KABYLIA
Unlike Arab history, which is a crude and recent improvisation and its language which is only an Esperanto of the end of the middle ages, the history of Kabylia shows linguistic continuity which dates back several millennia before our era; the perpetual use of systems of signs and symbols from Protohistory:
ⵣ ⴻⴰⵓⵔⵙⵀⴱⵕ ⵢⵉⵏⵜⵄⵖⴼ
ⴷⵠⴸⵝⴽⵊⴳⴵⴴⵅⵡⵎⵇⴿⴽⵟⴹ
Abizar, in Kabylia, is famous for its stele called Amnay n Ubizar ⵎⵏⵢ ⵏ ⵡⵓⵠⵉⵣⵔ (the horseman of Abizar). A stone about one meter in diameter, representing a horseman armed with a shield, a javelin (sometimes two) and an object in the left hand and carrying a pointed beard. It was found in this Kabylian village in 1858, by Henri Aucapitaine, known as Baron Aucapitaine, who baptized it with the name of the village. The stele is the first of a long series found in the Sebaou basin in Kabylia. Legend tells us that Prince Abizar, 2000 BC, had made four identical stelae to delimit his territory.

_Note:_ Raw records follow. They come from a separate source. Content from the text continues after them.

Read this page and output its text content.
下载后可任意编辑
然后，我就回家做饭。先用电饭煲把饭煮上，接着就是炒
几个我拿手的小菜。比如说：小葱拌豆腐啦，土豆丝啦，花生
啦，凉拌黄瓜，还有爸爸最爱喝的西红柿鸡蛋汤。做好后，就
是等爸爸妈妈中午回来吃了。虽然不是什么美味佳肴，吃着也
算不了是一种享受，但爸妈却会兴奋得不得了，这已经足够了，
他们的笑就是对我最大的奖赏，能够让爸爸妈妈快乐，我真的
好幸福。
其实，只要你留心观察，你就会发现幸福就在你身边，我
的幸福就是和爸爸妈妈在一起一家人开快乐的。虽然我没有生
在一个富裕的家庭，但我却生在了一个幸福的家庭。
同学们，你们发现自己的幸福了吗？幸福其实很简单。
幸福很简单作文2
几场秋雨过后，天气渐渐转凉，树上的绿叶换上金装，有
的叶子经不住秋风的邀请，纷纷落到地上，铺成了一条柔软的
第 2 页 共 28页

The shield is an important part of arming African soldiers. At the beginning of the first century, Roman authors describe it small and round (Strabo). Herodotus specifies that the Ma Kae tribe, living on the Lybian Coast, cover their shields with ostrich leather, or elephant leather according to Orose, whose skin is taut and hardened. In the 4th century, elephants are still found in the provinces of Mauretania (North Africa) and Ostriches in the Atlas.